Hélas, à la hauteur de Valence, nous retrouvons le lent cheminement de files interminables de poids lourds. Docilement, nous progressons par bonds rapides mais malheureusement très courts. A ce Petit jeu du dépassement, notre Ferrari se révèle le plus merveilleux engin routier qu’il nous ait été donne de conduire. Souplesse, puissance, déchaînement instantané des 300 ch. nous permettent d’évoquer une fois de plus tout ce que la sécurité doit à la course. Loin derrière, l’équipage de la 2 CV est partagé entre la résignation et l’énervement. L’approche de Montélimar sonne le glas de tout  espoir de moyenne valable. Ce ne sont plus des bouchons que nous rencontrons, mais un véritable barrage. Dans la 330 G.T., nous nous laissons Peu à peu envahir par l’amertume alors que dans ‘habitacle de la 2 CV on relève les premiers signes avant-coureurs de la dépression nerveuse Légère et partielle amélioration peu après la sortie de la cité du nougat.

« Nous ravitaillons à St-Andiol et poursuivons notre marche… »

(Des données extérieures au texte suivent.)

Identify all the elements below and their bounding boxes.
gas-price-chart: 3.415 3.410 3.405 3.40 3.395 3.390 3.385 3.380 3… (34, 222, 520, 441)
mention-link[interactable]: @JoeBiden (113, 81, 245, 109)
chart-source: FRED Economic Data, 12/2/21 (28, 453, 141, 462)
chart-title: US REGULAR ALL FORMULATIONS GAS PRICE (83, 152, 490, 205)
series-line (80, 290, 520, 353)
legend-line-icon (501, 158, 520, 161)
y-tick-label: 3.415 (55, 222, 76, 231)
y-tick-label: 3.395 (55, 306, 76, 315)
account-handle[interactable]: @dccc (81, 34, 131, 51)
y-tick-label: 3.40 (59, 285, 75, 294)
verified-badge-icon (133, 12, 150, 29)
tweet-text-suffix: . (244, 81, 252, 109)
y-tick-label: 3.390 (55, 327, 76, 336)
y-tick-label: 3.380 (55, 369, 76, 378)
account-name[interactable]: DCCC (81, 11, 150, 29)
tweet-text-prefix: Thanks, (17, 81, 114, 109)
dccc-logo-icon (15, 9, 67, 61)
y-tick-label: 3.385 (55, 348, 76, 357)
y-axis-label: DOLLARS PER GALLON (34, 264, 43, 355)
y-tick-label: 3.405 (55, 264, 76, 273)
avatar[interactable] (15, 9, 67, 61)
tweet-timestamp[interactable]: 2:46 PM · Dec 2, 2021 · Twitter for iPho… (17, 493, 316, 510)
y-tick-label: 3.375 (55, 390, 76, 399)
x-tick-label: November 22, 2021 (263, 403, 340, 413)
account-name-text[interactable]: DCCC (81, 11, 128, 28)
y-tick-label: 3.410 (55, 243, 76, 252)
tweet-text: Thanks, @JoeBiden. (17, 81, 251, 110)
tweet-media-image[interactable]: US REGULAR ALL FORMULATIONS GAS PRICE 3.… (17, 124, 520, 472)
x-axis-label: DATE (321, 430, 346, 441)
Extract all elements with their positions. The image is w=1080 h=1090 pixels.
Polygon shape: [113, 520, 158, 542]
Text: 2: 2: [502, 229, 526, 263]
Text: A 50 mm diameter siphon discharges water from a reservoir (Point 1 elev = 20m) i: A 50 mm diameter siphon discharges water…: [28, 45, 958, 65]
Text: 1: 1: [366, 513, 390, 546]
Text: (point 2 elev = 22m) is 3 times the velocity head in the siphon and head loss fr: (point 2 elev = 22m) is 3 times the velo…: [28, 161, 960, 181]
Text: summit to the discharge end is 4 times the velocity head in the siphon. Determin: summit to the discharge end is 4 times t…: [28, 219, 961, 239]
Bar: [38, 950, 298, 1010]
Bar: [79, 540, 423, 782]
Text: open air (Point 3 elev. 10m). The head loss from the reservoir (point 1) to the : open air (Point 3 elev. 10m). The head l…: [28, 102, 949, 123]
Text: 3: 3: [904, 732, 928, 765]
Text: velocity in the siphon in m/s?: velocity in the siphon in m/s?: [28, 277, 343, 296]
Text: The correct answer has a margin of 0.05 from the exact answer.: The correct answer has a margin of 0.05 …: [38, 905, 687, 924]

Nous traversons Aix-en-Provence à des allures de touristes. Abstraction faite de la portion d’autoroute, la chaussée qui nous conduit à Nice est en fort mauvais état. Les traversées de villages sont beaucoup trop étroites et nous pouvons, en de nombreuses circonstances, admirer la dextérité et le sang-froid de nos amis les routiers lorsqu’ils doivent croiser dans ce tortueux et dangereux dédale un de leurs collègues. L’autoroute de l’Esterel approche. Pour nos amis en 2 CV, c’est un peu l’entrée en «Terre Promise». Quant a-nous, nous ne connaissons qu’un peu de regret de devoir déjà abandonner l’extase procurée par la conduite de la 330 G.T. Nous abandonnons nos considérations aux portes du péage de  l’autoroute… et notre argent à la sortie.